Cost surprise. A 4-hour training run on an A100 in cloud costs roughly $4. A weeklong run on 8 A100s costs roughly $5,000. The math compounds quickly. Mitigation: rigorous baselines (do you actually need 8 A100s for a week?), LoRA before full fine-tune, the smallest viable model.

None of these are dealbreakers. All of them are easier to navigate when you have done a small training run end-to-end first. That run is the notebook for this chapter.

What the notebook will give you

The notebook builds a five-class intent classifier for network log lines. Categories: link-state, dhcp, auth, routing, anomaly. We synthesize 100 labeled log lines (80 for training, 20 for evaluation), fine-tune a LoRA on DistilBERT, evaluate, and compare to the base model with no fine-tuning. The training run takes 30-60 seconds on a T4 GPU and 3-5 minutes on CPU. Either works.

By the end you will have seen: - A real dataset constructed for a real task, with the labeling discipline that matters. - A baseline evaluation of the base model (it will be bad — around 30-40% accuracy, which is barely above random). - A LoRA training loop using HuggingFace transformers and the peft library. - A second evaluation (it will be much better — 80-95% accuracy, depending on the random seed). - The size of the resulting adapter (megabytes, not gigabytes).

You will not have built the world's best log classifier. You will have built the workflow. That workflow generalizes — to 5,000 real log lines, to 50 vendor command categories, to whatever shape your team's labeled data takes. The reason this chapter exists is to remove the intimidation that surrounds the word "fine-tuning" and replace it with a concrete, finished thing on your machine.

What comes next

Chapter 04 is RAG — retrieval-augmented generation. RAG is the alternative to fine-tuning for the knowledge problem we deferred above. Fine-tuning teaches the model how to behave; RAG gives the model what it needs to know. Most production AI systems in 2026 use both: a LoRA-tuned model for style/vocabulary/task and a RAG layer for the changing facts.

After chapter 04 you will have all three pieces — base behavior, geometry, knowledge — and the rest of the course is about composing them. Agents (chapter 05) are what you build when you wire those pieces to act. MCP and skills (chapter 06) are how you give them the tools to act on your systems. Claude Code (chapter 07) is the immediate practical container for many of these ideas in your daily work. Full-stack Python (chapter 08) is how you ship the whole thing.

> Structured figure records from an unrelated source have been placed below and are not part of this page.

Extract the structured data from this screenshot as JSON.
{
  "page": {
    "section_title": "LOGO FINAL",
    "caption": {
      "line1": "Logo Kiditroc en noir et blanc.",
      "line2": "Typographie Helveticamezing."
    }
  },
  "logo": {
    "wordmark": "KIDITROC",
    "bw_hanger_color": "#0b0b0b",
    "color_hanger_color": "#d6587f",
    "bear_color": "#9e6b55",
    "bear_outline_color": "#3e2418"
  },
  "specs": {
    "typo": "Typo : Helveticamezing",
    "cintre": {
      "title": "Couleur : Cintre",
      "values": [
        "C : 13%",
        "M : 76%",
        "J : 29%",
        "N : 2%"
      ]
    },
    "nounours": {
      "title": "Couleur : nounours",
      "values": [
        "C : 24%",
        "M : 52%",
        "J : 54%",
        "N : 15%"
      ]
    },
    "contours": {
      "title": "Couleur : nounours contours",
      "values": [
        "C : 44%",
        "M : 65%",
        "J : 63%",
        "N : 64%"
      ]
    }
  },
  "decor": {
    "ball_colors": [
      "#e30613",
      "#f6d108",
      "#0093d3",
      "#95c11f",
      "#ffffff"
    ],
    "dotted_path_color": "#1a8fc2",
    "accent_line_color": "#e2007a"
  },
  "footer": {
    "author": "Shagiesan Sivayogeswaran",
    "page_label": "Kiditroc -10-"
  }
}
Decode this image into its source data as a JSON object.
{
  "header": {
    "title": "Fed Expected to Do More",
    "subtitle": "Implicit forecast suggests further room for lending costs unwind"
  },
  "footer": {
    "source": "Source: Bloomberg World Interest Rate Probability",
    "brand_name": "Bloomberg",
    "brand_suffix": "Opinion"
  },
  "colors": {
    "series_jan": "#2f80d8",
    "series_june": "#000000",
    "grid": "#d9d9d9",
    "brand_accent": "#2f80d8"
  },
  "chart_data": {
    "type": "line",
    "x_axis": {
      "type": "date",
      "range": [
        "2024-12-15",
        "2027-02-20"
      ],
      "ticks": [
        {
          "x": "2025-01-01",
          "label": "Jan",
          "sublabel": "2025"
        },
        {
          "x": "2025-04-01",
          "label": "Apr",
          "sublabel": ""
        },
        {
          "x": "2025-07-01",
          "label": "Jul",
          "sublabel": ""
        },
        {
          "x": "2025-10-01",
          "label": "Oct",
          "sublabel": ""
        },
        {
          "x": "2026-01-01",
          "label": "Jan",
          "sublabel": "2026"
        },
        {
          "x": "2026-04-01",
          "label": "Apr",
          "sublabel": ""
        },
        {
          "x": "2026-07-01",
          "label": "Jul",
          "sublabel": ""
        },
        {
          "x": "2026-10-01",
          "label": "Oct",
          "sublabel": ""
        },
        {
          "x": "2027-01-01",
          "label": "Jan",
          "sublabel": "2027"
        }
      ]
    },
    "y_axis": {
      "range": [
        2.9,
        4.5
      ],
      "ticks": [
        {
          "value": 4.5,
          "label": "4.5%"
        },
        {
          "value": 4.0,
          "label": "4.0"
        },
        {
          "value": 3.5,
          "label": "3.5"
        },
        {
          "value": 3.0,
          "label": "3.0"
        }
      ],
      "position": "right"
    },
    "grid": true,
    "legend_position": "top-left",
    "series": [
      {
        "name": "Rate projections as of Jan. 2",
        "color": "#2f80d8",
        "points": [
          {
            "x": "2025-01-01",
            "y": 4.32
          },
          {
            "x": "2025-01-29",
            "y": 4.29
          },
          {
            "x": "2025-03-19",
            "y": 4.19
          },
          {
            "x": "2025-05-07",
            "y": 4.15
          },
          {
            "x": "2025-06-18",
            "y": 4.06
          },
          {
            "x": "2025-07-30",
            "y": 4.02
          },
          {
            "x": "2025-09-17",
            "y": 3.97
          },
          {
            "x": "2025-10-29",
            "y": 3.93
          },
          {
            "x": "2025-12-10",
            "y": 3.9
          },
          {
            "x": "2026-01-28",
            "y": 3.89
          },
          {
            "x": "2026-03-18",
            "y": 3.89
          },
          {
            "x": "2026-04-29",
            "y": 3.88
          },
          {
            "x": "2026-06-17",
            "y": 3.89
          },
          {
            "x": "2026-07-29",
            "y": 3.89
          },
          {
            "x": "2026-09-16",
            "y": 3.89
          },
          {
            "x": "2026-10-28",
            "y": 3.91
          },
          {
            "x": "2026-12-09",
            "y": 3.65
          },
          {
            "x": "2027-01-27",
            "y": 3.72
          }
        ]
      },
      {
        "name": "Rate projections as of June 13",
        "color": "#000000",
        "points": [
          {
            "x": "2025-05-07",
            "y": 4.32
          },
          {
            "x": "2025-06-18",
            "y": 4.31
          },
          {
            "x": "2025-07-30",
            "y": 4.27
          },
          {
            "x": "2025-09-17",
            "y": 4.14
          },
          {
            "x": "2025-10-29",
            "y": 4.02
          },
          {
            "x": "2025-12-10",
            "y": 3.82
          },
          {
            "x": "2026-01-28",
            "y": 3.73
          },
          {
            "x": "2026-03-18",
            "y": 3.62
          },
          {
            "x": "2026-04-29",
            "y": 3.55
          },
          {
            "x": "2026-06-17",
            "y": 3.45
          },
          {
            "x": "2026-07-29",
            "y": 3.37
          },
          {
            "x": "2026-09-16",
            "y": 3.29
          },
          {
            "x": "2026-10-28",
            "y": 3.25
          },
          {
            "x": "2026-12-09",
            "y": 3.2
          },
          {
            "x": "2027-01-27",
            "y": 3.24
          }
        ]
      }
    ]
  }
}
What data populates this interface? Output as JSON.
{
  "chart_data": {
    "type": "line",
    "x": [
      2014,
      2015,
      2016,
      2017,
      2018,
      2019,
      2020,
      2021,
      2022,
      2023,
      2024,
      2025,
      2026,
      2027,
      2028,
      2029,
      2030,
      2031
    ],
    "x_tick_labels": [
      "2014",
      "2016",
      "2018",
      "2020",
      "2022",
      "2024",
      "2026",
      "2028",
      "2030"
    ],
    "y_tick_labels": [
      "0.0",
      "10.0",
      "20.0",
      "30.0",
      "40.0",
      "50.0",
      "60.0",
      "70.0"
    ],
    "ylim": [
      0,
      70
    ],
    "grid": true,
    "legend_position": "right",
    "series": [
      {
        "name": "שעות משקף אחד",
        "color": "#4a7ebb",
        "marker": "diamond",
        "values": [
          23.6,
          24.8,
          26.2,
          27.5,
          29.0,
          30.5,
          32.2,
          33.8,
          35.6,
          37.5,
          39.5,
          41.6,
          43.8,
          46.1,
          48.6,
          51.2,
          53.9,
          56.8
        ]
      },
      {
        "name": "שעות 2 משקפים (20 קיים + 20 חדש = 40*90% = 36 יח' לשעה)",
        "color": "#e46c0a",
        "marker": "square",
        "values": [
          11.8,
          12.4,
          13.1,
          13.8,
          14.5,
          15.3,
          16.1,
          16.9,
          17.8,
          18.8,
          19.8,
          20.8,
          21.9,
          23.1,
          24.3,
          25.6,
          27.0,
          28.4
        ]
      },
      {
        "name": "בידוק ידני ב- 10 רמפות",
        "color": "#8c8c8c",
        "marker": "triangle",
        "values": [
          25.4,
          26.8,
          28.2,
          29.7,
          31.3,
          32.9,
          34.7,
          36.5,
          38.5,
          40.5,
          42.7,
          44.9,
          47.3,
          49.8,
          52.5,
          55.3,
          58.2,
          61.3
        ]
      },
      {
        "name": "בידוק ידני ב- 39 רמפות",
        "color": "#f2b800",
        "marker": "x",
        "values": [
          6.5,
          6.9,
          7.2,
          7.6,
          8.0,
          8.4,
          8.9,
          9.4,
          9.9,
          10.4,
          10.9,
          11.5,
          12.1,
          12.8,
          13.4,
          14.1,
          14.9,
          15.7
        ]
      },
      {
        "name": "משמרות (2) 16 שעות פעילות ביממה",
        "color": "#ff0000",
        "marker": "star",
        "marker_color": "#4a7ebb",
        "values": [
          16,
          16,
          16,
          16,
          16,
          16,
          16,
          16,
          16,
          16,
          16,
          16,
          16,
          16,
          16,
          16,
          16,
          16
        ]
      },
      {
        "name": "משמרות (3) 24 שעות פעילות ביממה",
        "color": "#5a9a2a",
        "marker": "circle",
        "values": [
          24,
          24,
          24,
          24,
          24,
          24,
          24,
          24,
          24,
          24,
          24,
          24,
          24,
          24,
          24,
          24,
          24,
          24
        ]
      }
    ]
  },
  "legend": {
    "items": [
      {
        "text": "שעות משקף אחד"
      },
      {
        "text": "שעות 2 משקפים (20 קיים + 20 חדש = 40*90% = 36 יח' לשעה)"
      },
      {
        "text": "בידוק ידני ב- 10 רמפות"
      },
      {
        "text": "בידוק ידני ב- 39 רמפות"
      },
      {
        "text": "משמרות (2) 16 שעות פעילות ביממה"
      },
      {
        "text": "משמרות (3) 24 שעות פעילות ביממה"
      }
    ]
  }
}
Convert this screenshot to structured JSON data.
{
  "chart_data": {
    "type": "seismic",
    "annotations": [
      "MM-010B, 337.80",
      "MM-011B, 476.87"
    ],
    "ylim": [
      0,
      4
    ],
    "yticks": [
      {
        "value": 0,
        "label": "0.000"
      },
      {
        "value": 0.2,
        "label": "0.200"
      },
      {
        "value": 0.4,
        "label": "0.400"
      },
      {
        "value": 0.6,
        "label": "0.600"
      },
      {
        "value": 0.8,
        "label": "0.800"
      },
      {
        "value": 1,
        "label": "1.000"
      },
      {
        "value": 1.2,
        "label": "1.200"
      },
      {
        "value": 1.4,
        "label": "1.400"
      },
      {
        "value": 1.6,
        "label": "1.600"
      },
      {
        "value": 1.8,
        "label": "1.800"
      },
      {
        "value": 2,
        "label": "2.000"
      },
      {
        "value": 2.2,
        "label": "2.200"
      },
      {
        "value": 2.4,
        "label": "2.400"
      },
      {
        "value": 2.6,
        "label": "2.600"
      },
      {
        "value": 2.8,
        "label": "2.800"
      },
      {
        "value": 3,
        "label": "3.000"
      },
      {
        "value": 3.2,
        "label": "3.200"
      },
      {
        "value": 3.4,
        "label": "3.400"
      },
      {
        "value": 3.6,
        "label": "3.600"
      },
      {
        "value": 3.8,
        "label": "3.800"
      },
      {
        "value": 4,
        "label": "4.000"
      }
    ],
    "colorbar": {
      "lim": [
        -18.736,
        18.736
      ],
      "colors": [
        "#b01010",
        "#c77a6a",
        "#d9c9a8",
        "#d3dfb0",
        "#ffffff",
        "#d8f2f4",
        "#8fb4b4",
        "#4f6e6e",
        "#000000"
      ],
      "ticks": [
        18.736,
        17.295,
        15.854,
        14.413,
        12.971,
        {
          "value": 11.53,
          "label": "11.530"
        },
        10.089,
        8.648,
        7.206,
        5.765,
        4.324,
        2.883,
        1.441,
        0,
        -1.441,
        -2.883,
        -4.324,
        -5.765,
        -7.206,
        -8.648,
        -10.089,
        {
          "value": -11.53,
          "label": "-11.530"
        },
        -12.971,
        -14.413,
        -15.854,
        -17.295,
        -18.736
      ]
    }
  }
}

For now: open the notebook. Train a tiny classifier. Watch the accuracy jump. Read the size of your adapter on disk. Internalize this: the thing you have just done would have required eight figures of investment ten years ago, an academic ML team five years ago, and a serious GPU budget two years ago. Today it ran on free Colab in 60 seconds.


Field exercise: find 200 real log lines from your environment. Label them by hand into 4-6 categories. Run the notebook on your data instead of the synthetic data. Compare accuracy. You may discover the most useful piece of automation your team will deploy this quarter.

Wrong way to use this chapter: assume that fine-tuning makes the model smarter. Right way: fine-tuning makes the model narrower — better at the thing you trained for, often slightly worse at unrelated things. Use that narrowing surgically.


Pain anchored: T9 (GPU/infra readiness gap — Cisco AI Readiness Index 2024) + the engineer-level pain that base models do not speak your team's vocabulary. Maps to: chapter 03-fine-tuning. Pairs with existing polished chapters fine-tuning-for-network-engineering.md (hands-on SFT/QLoRA/Unsloth) and rlhf-networking-course.md (theory SFT→DPO→GRPO) in this folder.